A retrospective review of patients who underwent RSA by a single fellowship-trained orthopaedic surgeon from 2015-2020 was conducted. Patients were separated into two groups: 1) pRSA and 2) rRSA. Demographic variables, composite ASES scores, and individual responses to the sleep component of the ASES score were collected at 3, 6, 12, and 24 months postoperatively. Patients rated their ability to comfortably sleep on a 0-3 scale (0=“unable”, 1=“very difficult”, 2=“slightly difficult”, 3=“normal”). If a score of 0-2 was obtained, patients were considered to have “difficulty” sleeping. Utilizing the ASES score, patients were deemed “recovered” if they obtained a postoperative score of 70 or greater based on previously defined methods.22,23 Patients were further grouped into “not recovered” and “recovered” groups and statistically compared to their sleep scores using a chi-square analysis.

Results

A total of 476 RSA patients (pRSA=386, rRSA=90) were included in the final analysis.

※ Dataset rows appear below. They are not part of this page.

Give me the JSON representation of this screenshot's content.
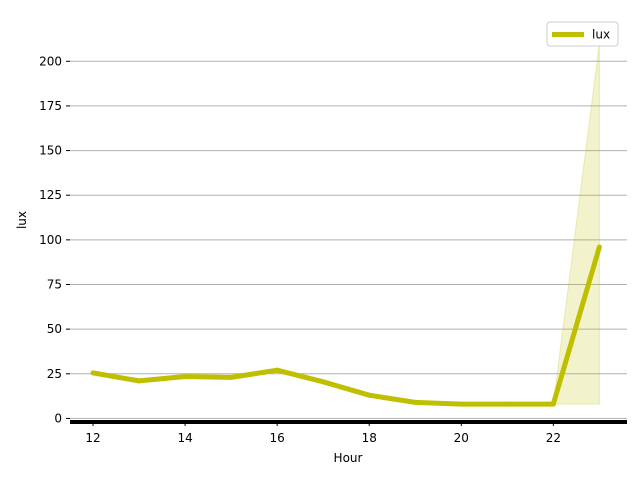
{
  "chart_data": {
    "type": "line",
    "title": "",
    "xlabel": "Hour",
    "ylabel": "lux",
    "x": [
      12,
      13,
      14,
      15,
      16,
      17,
      18,
      19,
      20,
      21,
      22,
      23
    ],
    "series": [
      {
        "name": "lux",
        "values": [
          25.5,
          21,
          23.5,
          23,
          27,
          20.5,
          13,
          9,
          8,
          8,
          8,
          96
        ],
        "band_lower": [
          25.5,
          21,
          23.5,
          23,
          27,
          20.5,
          13,
          9,
          8,
          8,
          8,
          8
        ],
        "band_upper": [
          25.5,
          21,
          23.5,
          23,
          27,
          20.5,
          13,
          9,
          8,
          8,
          8,
          210
        ],
        "color": "#bfbf00",
        "band_color": "#bfbf00"
      }
    ],
    "xlim": [
      11.5,
      23.6
    ],
    "ylim": [
      -2,
      222
    ],
    "xticks": [
      12,
      14,
      16,
      18,
      20,
      22
    ],
    "xtick_labels": [
      "12",
      "14",
      "16",
      "18",
      "20",
      "22"
    ],
    "yticks": [
      0,
      25,
      50,
      75,
      100,
      125,
      150,
      175,
      200
    ],
    "ytick_labels": [
      "0",
      "25",
      "50",
      "75",
      "100",
      "125",
      "150",
      "175",
      "200"
    ],
    "grid": "horizontal",
    "legend": {
      "location": "top-right",
      "entries": [
        "lux"
      ]
    },
    "grid_color": "#b0b0b0",
    "axis_color": "#000000"
  }
}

Patients who underwent pRSA had a mean age of 73 years, BMI of 29.2 kg/m² and consisted of 37% males. Patients who underwent rRSA had a mean age of 68 years, BMI of 29.7 kg/m² and consisted of 51.7% males. Most patients that recovered indicated “no difficulty” sleeping by 3 months (pRSA group = 61.1%, rRSA group = 63.6%) and this incrementally improved up to one year for both pRSA and rRSA patients (6 months (RSA group = 69.1%, rRSA group = 73.3%), 12 months (RSA group = 69.4%, rRSA group = 75%). The recovered patients demonstrated significantly higher rates of “no difficulty” sleeping when compared to their respective “not recovered” patients at each time point (p < 0.001).

Conclusion

This study demonstrates a significant association between normal sleep restoration and recovery after RSA, with most patients achieving improved sleep by 3 months postoperatively. Sleep quality continued to improve through 12 months but plateaued thereafter, indicating a stabilization of recovery. These findings highlight the importance of sleep as a key indicator of recovery and suggest that surgeons can use sleep quality as a simple metric for assessing patient progress.